The C901 is a green upgrade of the C902, a 5 megapixel Cybershot camera phone launched last year, available at the end of June, while a robust mass-market featurephone called Naite – formerly code-named “Ling” – will arrive by Christmas, suitable for developing markets, and for business users that do not need email or smartphone functions.
The C901 has a casing made with recycled plastic, and a much smaller box than its predecessors – because the company is now putting all the manuals and software on the phone, instead of on disks and paper in the box. These changes are enough to reduce the carbon footprint of the phone’s whole lifccyle, from 25kg of CO2 to 20kg of CO2, said head of corporate sustainability Mats Pellbäck-Scharp.
Similar reductions in packaging have enabled the company to give the Satio smartphone about half the carbon footprint of the iPhone, he said.

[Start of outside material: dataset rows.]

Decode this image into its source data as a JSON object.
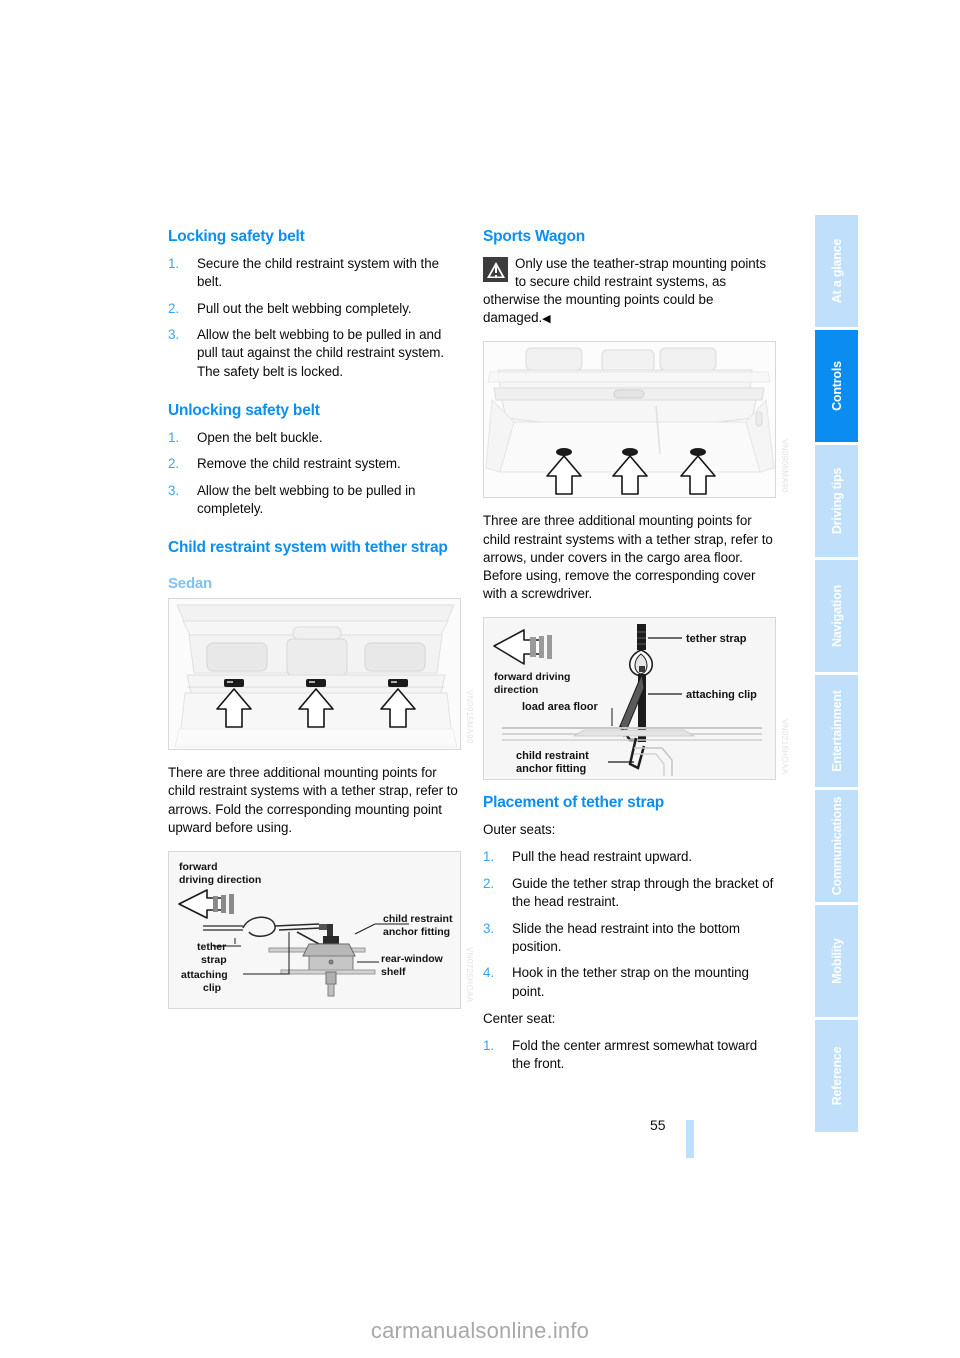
{
  "document": {
    "page_number": "55",
    "site_watermark": "carmanualsonline.info"
  },
  "sidebar": {
    "tabs": [
      {
        "label": "At a glance",
        "active": false
      },
      {
        "label": "Controls",
        "active": true
      },
      {
        "label": "Driving tips",
        "active": false
      },
      {
        "label": "Navigation",
        "active": false
      },
      {
        "label": "Entertainment",
        "active": false
      },
      {
        "label": "Communications",
        "active": false
      },
      {
        "label": "Mobility",
        "active": false
      },
      {
        "label": "Reference",
        "active": false
      }
    ]
  },
  "left_column": {
    "locking": {
      "heading": "Locking safety belt",
      "steps": [
        {
          "num": "1.",
          "text": "Secure the child restraint system with the belt."
        },
        {
          "num": "2.",
          "text": "Pull out the belt webbing completely."
        },
        {
          "num": "3.",
          "text": "Allow the belt webbing to be pulled in and pull taut against the child restraint system. The safety belt is locked."
        }
      ]
    },
    "unlocking": {
      "heading": "Unlocking safety belt",
      "steps": [
        {
          "num": "1.",
          "text": "Open the belt buckle."
        },
        {
          "num": "2.",
          "text": "Remove the child restraint system."
        },
        {
          "num": "3.",
          "text": "Allow the belt webbing to be pulled in completely."
        }
      ]
    },
    "tether": {
      "heading": "Child restraint system with tether strap",
      "subheading": "Sedan",
      "figure_sedan_watermark": "VN0915MA90",
      "caption": "There are three additional mounting points for child restraint systems with a tether strap, refer to arrows. Fold the corresponding mounting point upward before using.",
      "figure_detail_watermark": "VN0725HOAA",
      "figure_detail_labels": {
        "forward_driving_direction": "forward\ndriving direction",
        "tether_strap": "tether\nstrap",
        "attaching_clip": "attaching\nclip",
        "child_restraint_anchor_fitting": "child restraint\nanchor fitting",
        "rear_window_shelf": "rear-window\nshelf"
      }
    }
  },
  "right_column": {
    "sports_wagon": {
      "heading": "Sports Wagon",
      "warning_icon": "warning-triangle-icon",
      "warning_text": "Only use the teather-strap mounting points to secure child restraint systems, as otherwise the mounting points could be damaged.",
      "warning_endmark": "◀",
      "figure_wagon_watermark": "VN0906MA90",
      "caption": "Three are three additional mounting points for child restraint systems with a tether strap, refer to arrows, under covers in the cargo area floor. Before using, remove the corresponding cover with a screwdriver.",
      "figure_detail_watermark": "VN0216HOAA",
      "figure_detail_labels": {
        "tether_strap": "tether strap",
        "attaching_clip": "attaching clip",
        "forward_driving_direction": "forward driving\ndirection",
        "load_area_floor": "load area floor",
        "child_restraint_anchor_fitting": "child restraint\nanchor fitting"
      }
    },
    "placement": {
      "heading": "Placement of tether strap",
      "outer_seats_label": "Outer seats:",
      "outer_steps": [
        {
          "num": "1.",
          "text": "Pull the head restraint upward."
        },
        {
          "num": "2.",
          "text": "Guide the tether strap through the bracket of the head restraint."
        },
        {
          "num": "3.",
          "text": "Slide the head restraint into the bottom position."
        },
        {
          "num": "4.",
          "text": "Hook in the tether strap on the mounting point."
        }
      ],
      "center_seat_label": "Center seat:",
      "center_steps": [
        {
          "num": "1.",
          "text": "Fold the center armrest somewhat toward the front."
        }
      ]
    }
  },
  "colors": {
    "heading_blue": "#0b8ff0",
    "subheading_blue": "#7ec2f2",
    "number_blue": "#3aa4f2",
    "tab_active": "#0a8cf0",
    "tab_inactive": "#bfdffa"
  }
}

As a camera phone, the C901 has strong green credentials, said Pellbäck-Scharp: “Two one-dime disposable cameras have about the same carbon footprint as this phone,” he said. So using a phone for pictures reduces environmental damage, he added.
Waterborne paints are used in the phone and packaging to reduce the overall environmental impact, and the phone will come with a CO2 footprint application, though this seems more a of an interesting toy than a serious app. A built-in pedometer measures how many steps the user takes and calculates how much greenhouse gas would be produced if that distance was travelled in a car – but does this even if those steps are taken within a building.
“I think Sony Ericsson is showing a sensible trajectory,” said David Aeron-Thomas of green charity Forum for the Future, which advises manufacturers on green strategy.
Overall, packaging is the easiest place to reduce the environmental impact of a phone, as the industry has been working on the issue for some time.